Jean-Paul Chagnollaud: Professeur des universités et Directeur de l’iReMMO
28 mars 2008
Avec l’Iran, nous sommes désormais entraînés dans une sorte de cercle vicieux où les analyses sont noyées par une surenchère verbale : certains responsables politiques occidentaux semblent jouer à celui qui sera le plus ferme et le plus intransigeant à l’égard de dirigeants iraniens qui tiennent de leur côté le discours radical que l’on sait. Ces surenchères sont dangereuses car elles ne se préoccupent pas suffisamment des perceptions des opinions publiques. Ainsi, le président Sarkozy qui assène son refus de rencontrer le président iranien ne prend pas en compte l’impact dévastateur de ses formules dans l’opinion publique iranienne : celle-ci ne comprend plus ce que devient la politique de la France sur laquelle beaucoup d’Iraniens critiques du régime comptent pour sortir de leur enfermement.

Après la détente consécutive à la chute du mur de Berlin, le 11 septembre et la réponse des Etats-Unis ont produit de nouveaux antagonismes que certains estiment fondamentaux puisqu’ils prendraient la forme d’un choc des civilisations.

Dans cette nouvelle configuration, les Etats-Unis ont désigné leurs ennemis dans cet « axe du mal » où l’Iran, après l’Irak, occupe désormais une place centrale surtout depuis qu’il est soupçonné de vouloir se doter de la bombe atomique.

Depuis quelques années, la perception dominante de ce pays en Occident s’est ainsi largement focalisée sur l’image d’une puissance régionale imprévisible et dangereuse prête à tout pour imposer son influence dans la région et menacer gravement l’Etat d’Israël dont le principe même de l’existence est nié. Sans sous-estimer la part de vérité que peut contenir cette représentation, la surenchère de propos inquiets et alarmistes sur l’Iran fait oublier la singularité de la situation d’encerclement géostratégique dans laquelle il se trouve, les contradictions internes de son régime autoritaire qui ressemble davantage à un archipel de zones d’influence qu’à un système très centralisé et son inépuisable richesse culturelle et humaine enracinée dans une très ancienne civilisation. Au lieu de penser cette complexité, les représentations occidentales ont tendance à la ramener à la caricature de son régime aidées, il est vrai, par les discours radicaux et outranciers du président Mahmoud Ahmedinejad qui viennent conforter aux Etats-Unis et ailleurs tous ceux qui veulent en découdre avec les islamistes de Téhéran.

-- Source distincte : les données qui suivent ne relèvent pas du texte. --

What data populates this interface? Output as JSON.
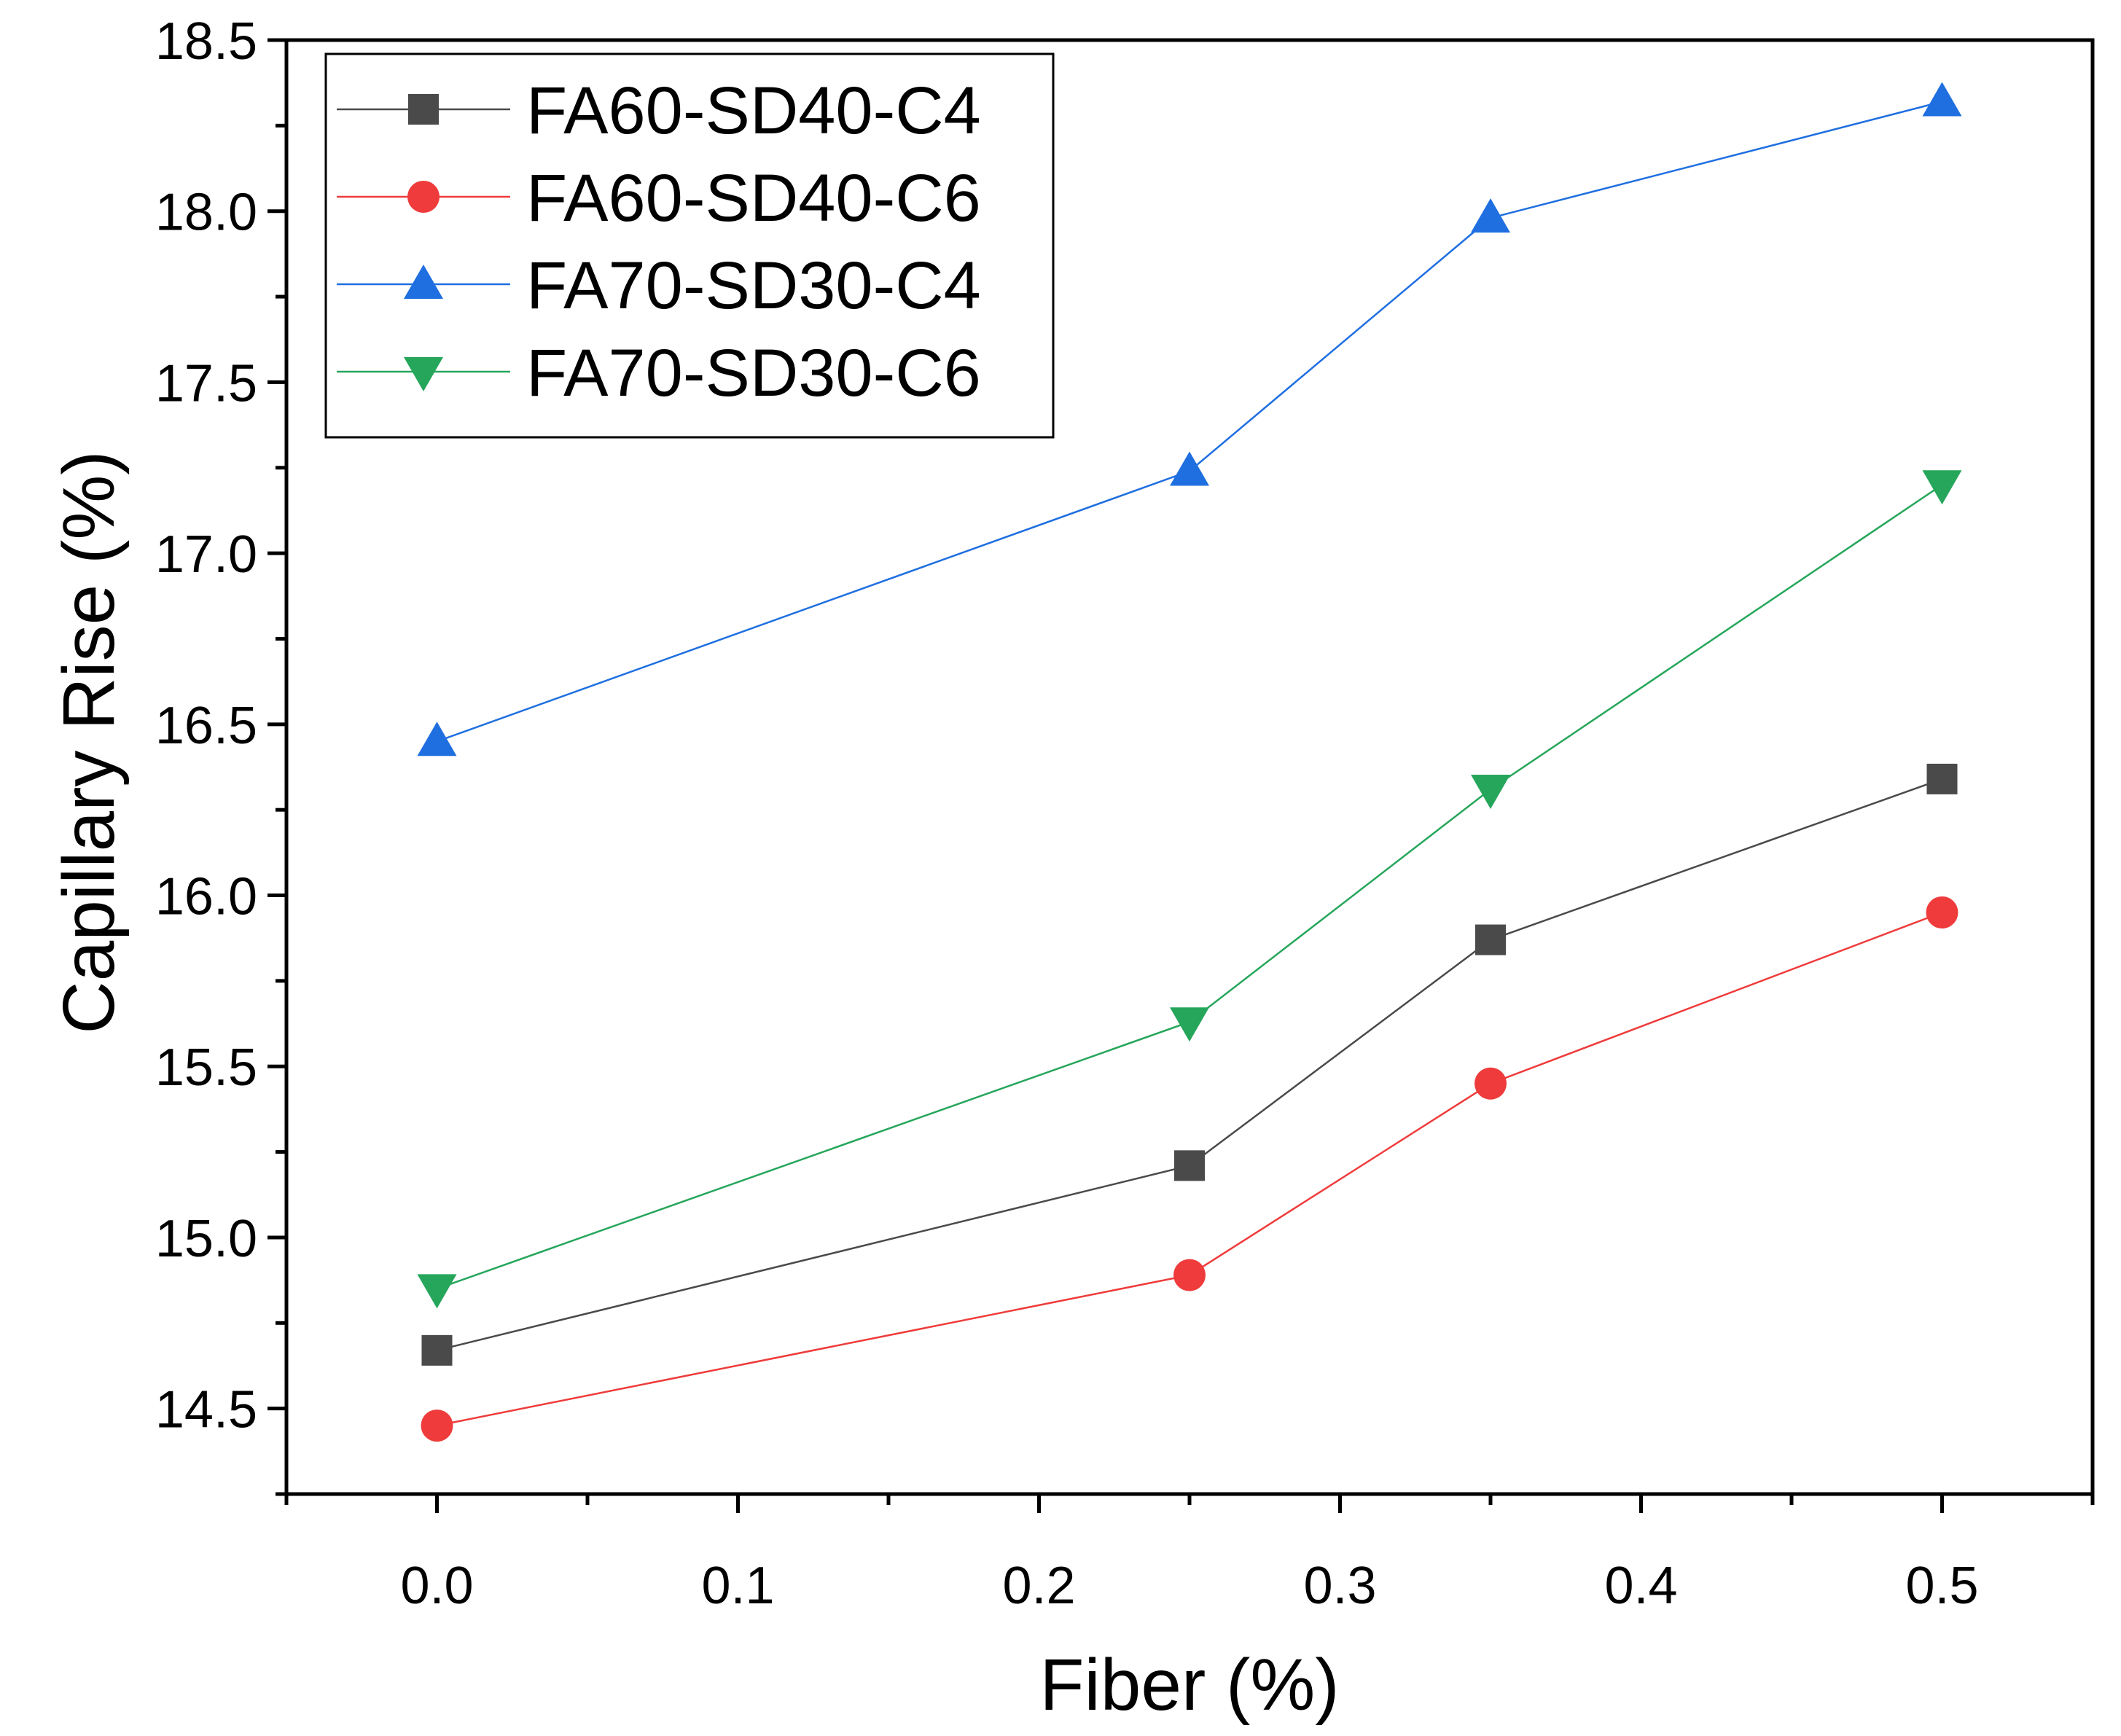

Cette cacophonie guerrière lancée par le président Bush, appuyée par certains dirigeants occidentaux, et largement alimentée par la radicalité populiste du président iranien produit une configuration stratégique à haut risque dans laquelle tout, et donc le pire, devient possible avec comme perspective potentielle une attaque des Etats-Unis et d’Israël contre les principaux sites nucléaires iraniens.

Dans de telles conditions, pourquoi diable (!) se rendre dans ce pays ?

Tout simplement pour tenter de dépasser cette sémantique réductrice et essayer d’apercevoir les Iraniens tels qu’ils sont sans pour autant être dupe de la violence du pouvoir en place dont on sait comment il a, au moins dans les premières années, mutilé et étouffé la société qu’il domine.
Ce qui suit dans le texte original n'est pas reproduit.